We’ve already established that social distance–how closely in line you are with another person’s thoughts, emotions, and motives–isn’t the same for boss and employee as it is for close friends. While trying to understand other people’s perspectives is important in order to be an empathetic and attentive leader, research out of Stanford University has shown that employees are more satisfied with their jobs when the leaders of their company offer a broader, more abstract vision rather than focusing on granular specifics.
While it’s important to provide specific feedback to people who report directly to you, when creating a bigger vision or mission, creating that social distance can allow you to focus on more abstract goals and help employees think in bigger and bolder ways.
Increasing the literal distance between you and employees can help widen social distance. “If you’re in a situation where you need to command respect among your peers (that is, increase your social distance), spatial distance can substitute,” writes Hamilton. “Move to a new office down the hall; give yourself a bit more space at the conference table rather than squeezing in right next to your colleagues.”

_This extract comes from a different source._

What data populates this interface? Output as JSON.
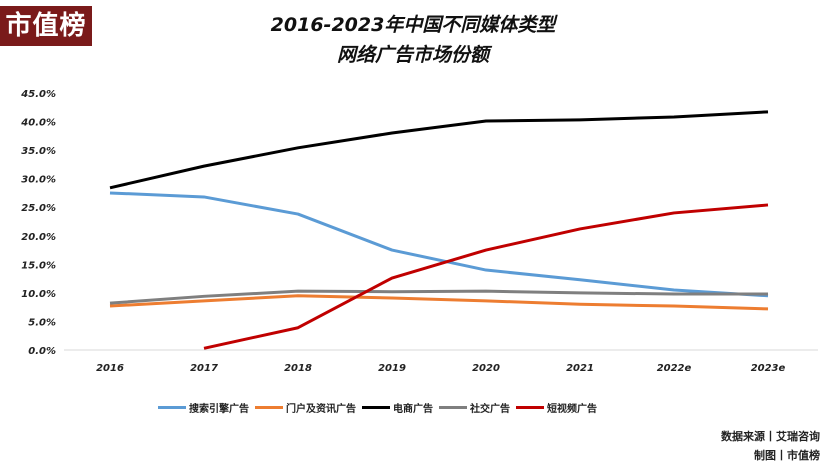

In another study cited by Hamilton that looks at the influence of ceiling height on people’s behavior, researchers found that when people were in rooms with higher ceilings, they were more creative in pairing items together. While the study focuses on consumers and how retail spaces affect shopping patterns, the results can also translate in the workplace: creating bigger, brighter, more airy places for employees to work can have a direct effect on how creatively they think.
Developing more spatial distance can also be helpful when you are feeling stuck working on the same problem in the same spot for a long time. Getting up and allowing yourself to work in a new environment–distancing yourself from the space you associate with that particular project–can help you think more abstractly and find new solutions.
We can manipulate temporal psychological distance, or how near or far an event in the future feels from us–depending on how specifically or broadly we think about events in the future. For example, creating step-by-step deadlines for big projects will help to make those projects feel closer and more immediate, according to Hamilton.
But creating greater psychological distance can be valuable too. Focusing on what outcomes you want out of a project or the future can help you distance yourself from the day-to-day details and think more ambitiously. The farther away an event seems in time, the more willing you’ll be to take risks and make bold moves.
Narrowing the distance between a person and experience is important when trying to connect with employees. But if you’re trying to get employees to change their behavior and take on a new set of practices, rather than asking them to dive right in, creating greater experiential distance can help make them more accepting of those changes.
One way to do this, according to Hamilton, is creating a set of “best practices,” which can help distance people from harping on your immediate demands and allow them to see how those changes fit into a larger picture. While making an experience more immediate and concrete may seem like the best way to sell it, until people can take a step back and see how and why an experience will work, they may be hesitant. “Best practices feel safe because people within your organization or industry have already adopted them,” writes Hamilton. Don’t be afraid to create that distance for an even stronger connection down the line.